When contact with research volunteers is feasible and practical, then the extra work to re-engage them for re-use of data can be a valuable investment in science.
“Our experience with the ACT study,” said Dr. Larson, “showed informing subjects and seeking additional consent was worthwhile. Every time we share information and involve research subjects, we build on the trusting relationship that ultimately improves our research—and the value our research has for participants, the scientific community, and the public. Through trusting relationships, research can inform patient care, while patient participation keeps informing research."
Dr. Burke, a bioethicist, physician, and genetic researcher, has served for many years as a national advisor on the legal, ethical, and social implications of genomic research.
“The good news here,” Dr. Burke said, “is that participants are interested in research and feel themselves to have an investment in the studies in which they are involved. It’s up to the research establishment—scientists, policy makers, and institutional review boards—to respond appropriately.”
Group Health Research Institute
Group Health Research Institute is the research arm of Seattle-based Group Health Cooperative, a consumer-governed, nonprofit health care system. Founded in 1947, Group Health Cooperative coordinates health care and coverage.

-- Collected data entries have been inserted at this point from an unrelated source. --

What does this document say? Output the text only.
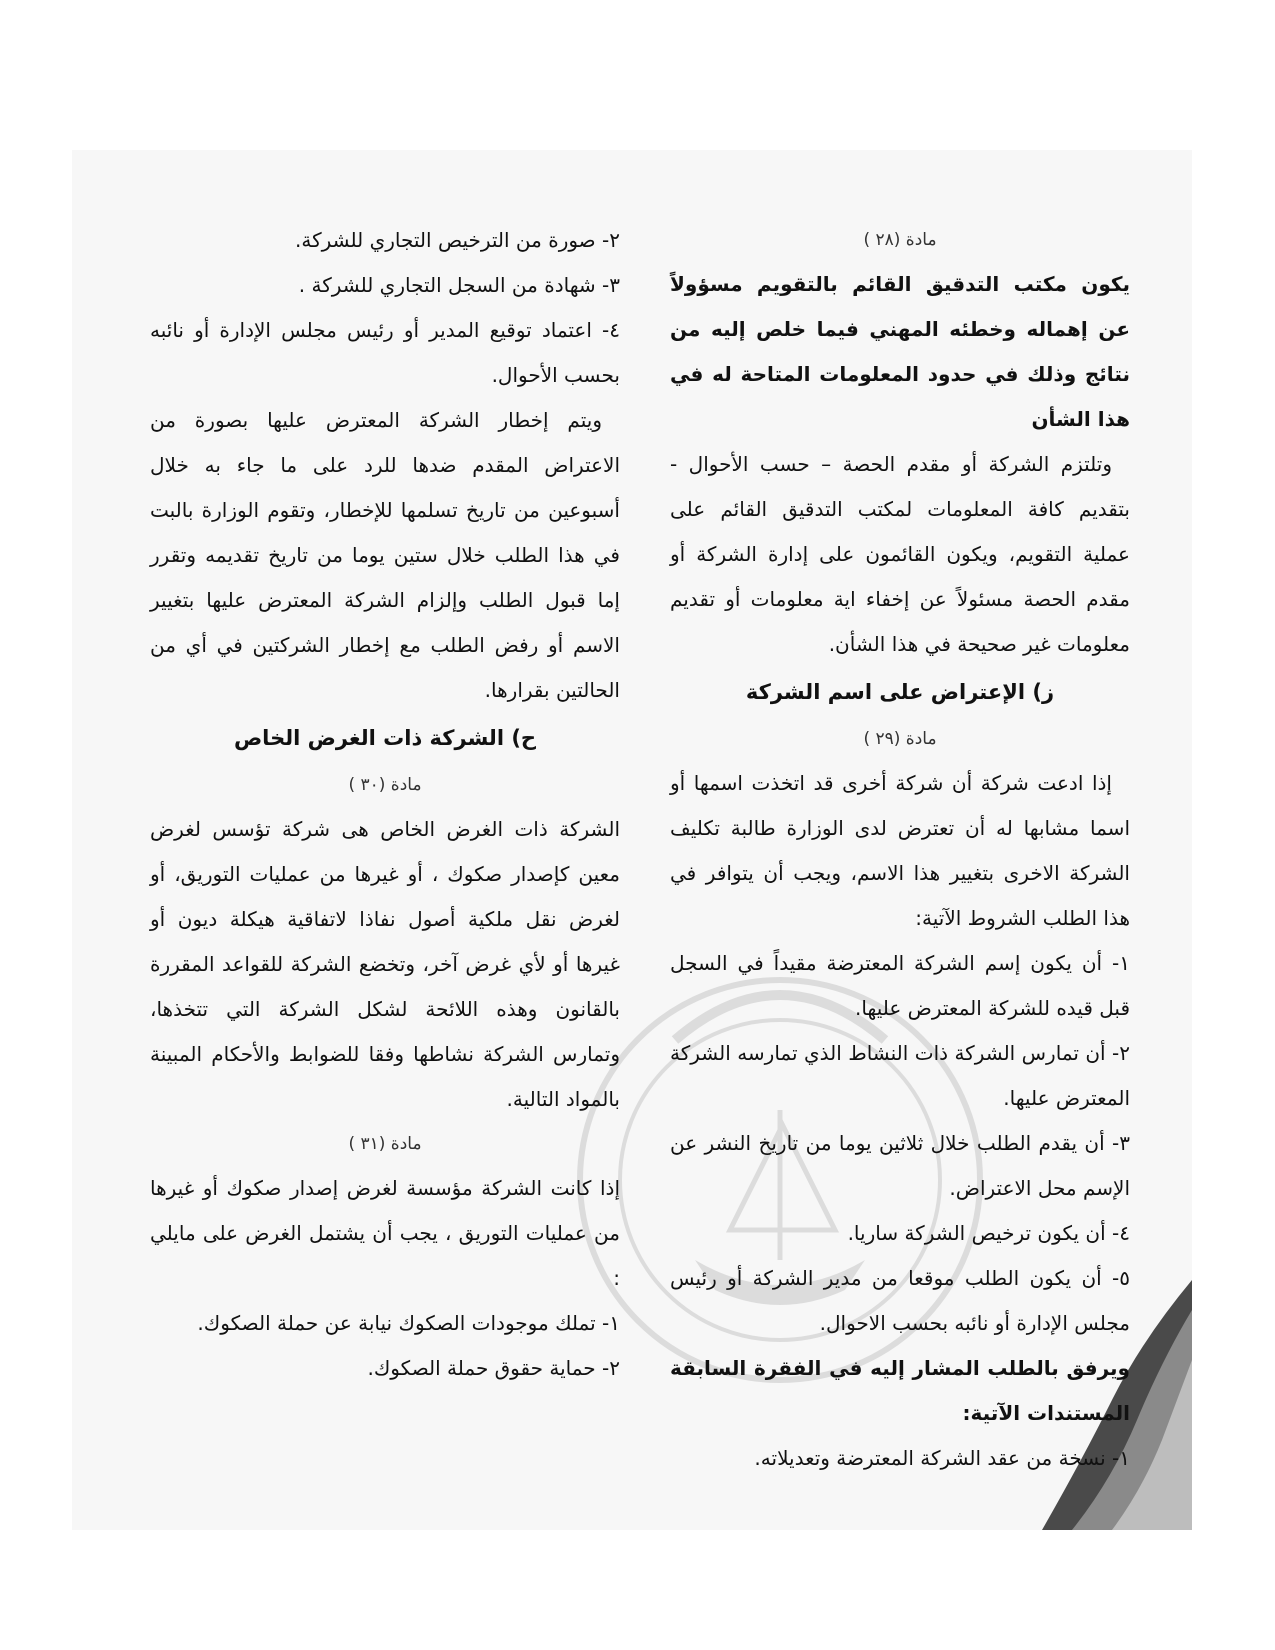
مادة (٢٨ )

يكون مكتب التدقيق القائم بالتقويم مسؤولاً عن إهماله وخطئه المهني فيما خلص إليه من نتائج وذلك في حدود المعلومات المتاحة له في هذا الشأن

وتلتزم الشركة أو مقدم الحصة – حسب الأحوال - بتقديم كافة المعلومات لمكتب التدقيق القائم على عملية التقويم، ويكون القائمون على إدارة الشركة أو مقدم الحصة مسئولاً عن إخفاء اية معلومات أو تقديم معلومات غير صحيحة في هذا الشأن.

ز) الإعتراض على اسم الشركة
مادة (٢٩ )

إذا ادعت شركة أن شركة أخرى قد اتخذت اسمها أو اسما مشابها له أن تعترض لدى الوزارة طالبة تكليف الشركة الاخرى بتغيير هذا الاسم، ويجب أن يتوافر في هذا الطلب الشروط الآتية:

١- أن يكون إسم الشركة المعترضة مقيداً في السجل قبل قيده للشركة المعترض عليها.

٢- أن تمارس الشركة ذات النشاط الذي تمارسه الشركة المعترض عليها.

٣- أن يقدم الطلب خلال ثلاثين يوما من تاريخ النشر عن الإسم محل الاعتراض.

٤- أن يكون ترخيص الشركة ساريا.

٥- أن يكون الطلب موقعا من مدير الشركة أو رئيس مجلس الإدارة أو نائبه بحسب الاحوال.

ويرفق بالطلب المشار إليه في الفقرة السابقة المستندات الآتية:

١- نسخة من عقد الشركة المعترضة وتعديلاته.

٢- صورة من الترخيص التجاري للشركة.

٣- شهادة من السجل التجاري للشركة .

٤- اعتماد توقيع المدير أو رئيس مجلس الإدارة أو نائبه بحسب الأحوال.

ويتم إخطار الشركة المعترض عليها بصورة من الاعتراض المقدم ضدها للرد على ما جاء به خلال أسبوعين من تاريخ تسلمها للإخطار، وتقوم الوزارة بالبت في هذا الطلب خلال ستين يوما من تاريخ تقديمه وتقرر إما قبول الطلب وإلزام الشركة المعترض عليها بتغيير الاسم أو رفض الطلب مع إخطار الشركتين في أي من الحالتين بقرارها.

ح) الشركة ذات الغرض الخاص
مادة (٣٠ )

الشركة ذات الغرض الخاص هى شركة تؤسس لغرض معين كإصدار صكوك ، أو غيرها من عمليات التوريق، أو لغرض نقل ملكية أصول نفاذا لاتفاقية هيكلة ديون أو غيرها أو لأي غرض آخر، وتخضع الشركة للقواعد المقررة بالقانون وهذه اللائحة لشكل الشركة التي تتخذها، وتمارس الشركة نشاطها وفقا للضوابط والأحكام المبينة بالمواد التالية.

مادة (٣١ )

إذا كانت الشركة مؤسسة لغرض إصدار صكوك أو غيرها من عمليات التوريق ، يجب أن يشتمل الغرض على مايلي :

١- تملك موجودات الصكوك نيابة عن حملة الصكوك.

٢- حماية حقوق حملة الصكوك.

Group Health Research Institute changed its name from Group Health Center for Health Studies in 2009. Since 1983, the Institute has conducted nonproprietary public-interest research on preventing, diagnosing, and treating major health problems. Government and private research grants provide its main funding.
UW Medicine
The UW Medicine health system includes UW Medical Center, Harborview Medical Center, Northwest Hospital, the UW School of Medicine, UW Medicine Neighborhood Clinics, UW Physicians, Airlift Northwest, and the UW's partnership in the Seattle Cancer Care Alliance with Seattle Children's and Fred Hutchinson Cancer Research Center. UW Medicine has major academic and service affiliations with Seattle Children’s Hospital, Fred Hutchinson Cancer Research Center, and the Veterans Affairs Puget Sound Health Care System in Seattle and the VA Hospital in Boise. The UW School of Medicine is the top public institution for biomedical research in funding received from the National Institutes of Health. For more information about UW Medicine, visit www.uwmedicine.org.

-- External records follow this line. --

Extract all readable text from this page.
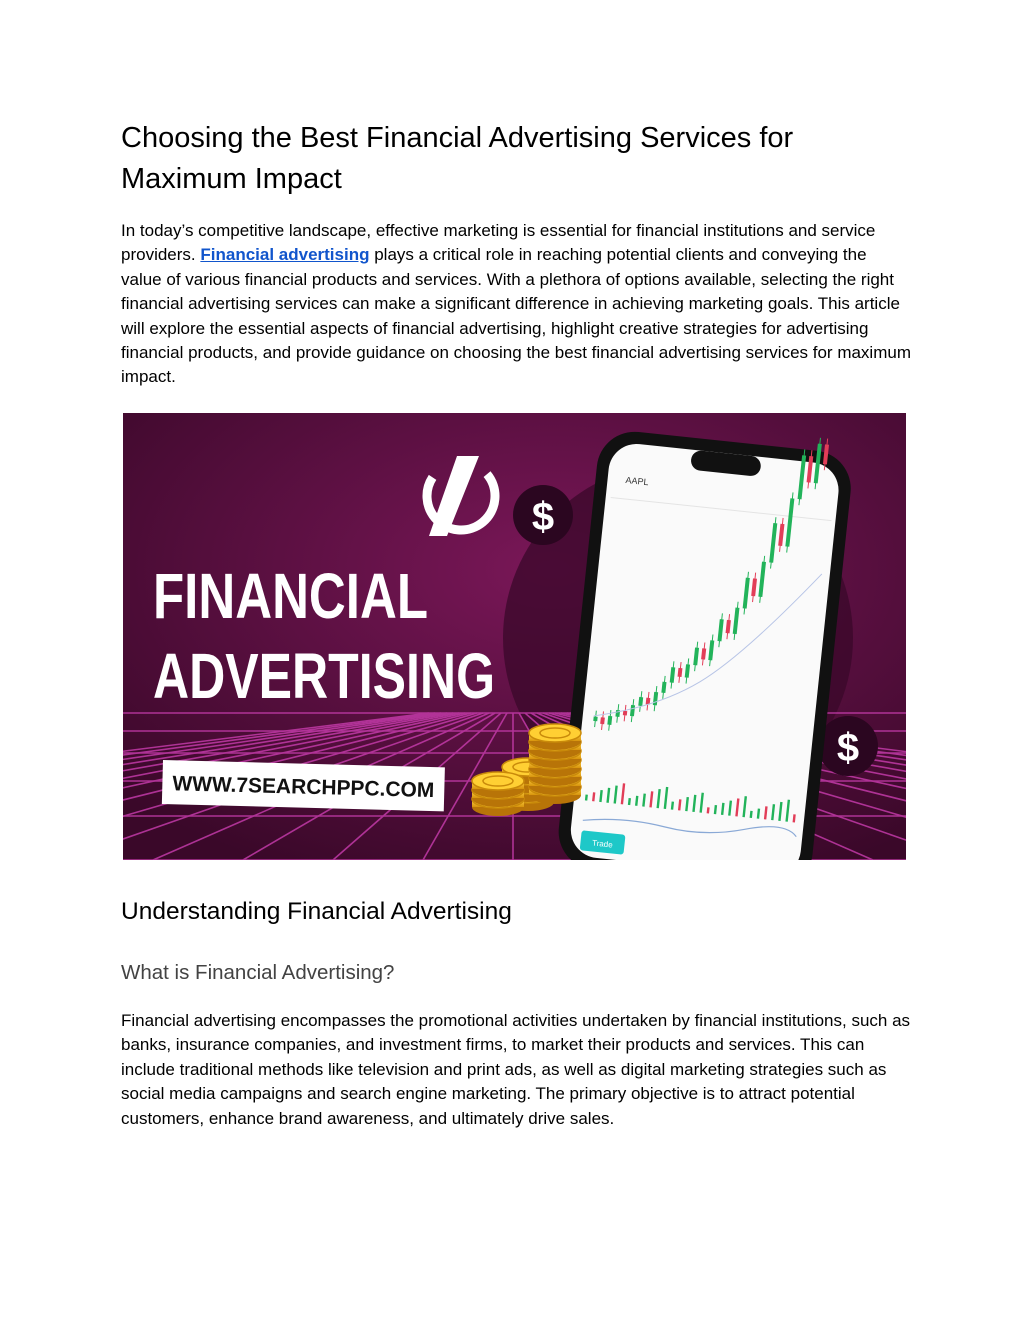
Choosing the Best Financial Advertising Services for Maximum Impact

In today’s competitive landscape, effective marketing is essential for financial institutions and service providers. Financial advertising plays a critical role in reaching potential clients and conveying the value of various financial products and services. With a plethora of options available, selecting the right financial advertising services can make a significant difference in achieving marketing goals. This article will explore the essential aspects of financial advertising, highlight creative strategies for advertising financial products, and provide guidance on choosing the best financial advertising services for maximum impact.

FINANCIAL
ADVERTISING
WWW.7SEARCHPPC.COM
$
$
AAPL
Trade
Understanding Financial Advertising
What is Financial Advertising?

Financial advertising encompasses the promotional activities undertaken by financial institutions, such as banks, insurance companies, and investment firms, to market their products and services. This can include traditional methods like television and print ads, as well as digital marketing strategies such as social media campaigns and search engine marketing. The primary objective is to attract potential customers, enhance brand awareness, and ultimately drive sales.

The Electronic Medical Records and Genomics (eMERGE) Network is a national consortium formed to develop, disseminate, and apply approaches to research that combine DNA biorepositories with electronic medical record (EMR) systems for large-scale, high-throughput genetic research. The Network brings together researchers with a wide range of expertise in genomics, statistics, ethics, informatics, and clinical medicine from leading medical research institutions across the country: Group Health Cooperative with the UW; Marshfield Clinic; Mayo Clinic; Northwestern University; and Vanderbilt University.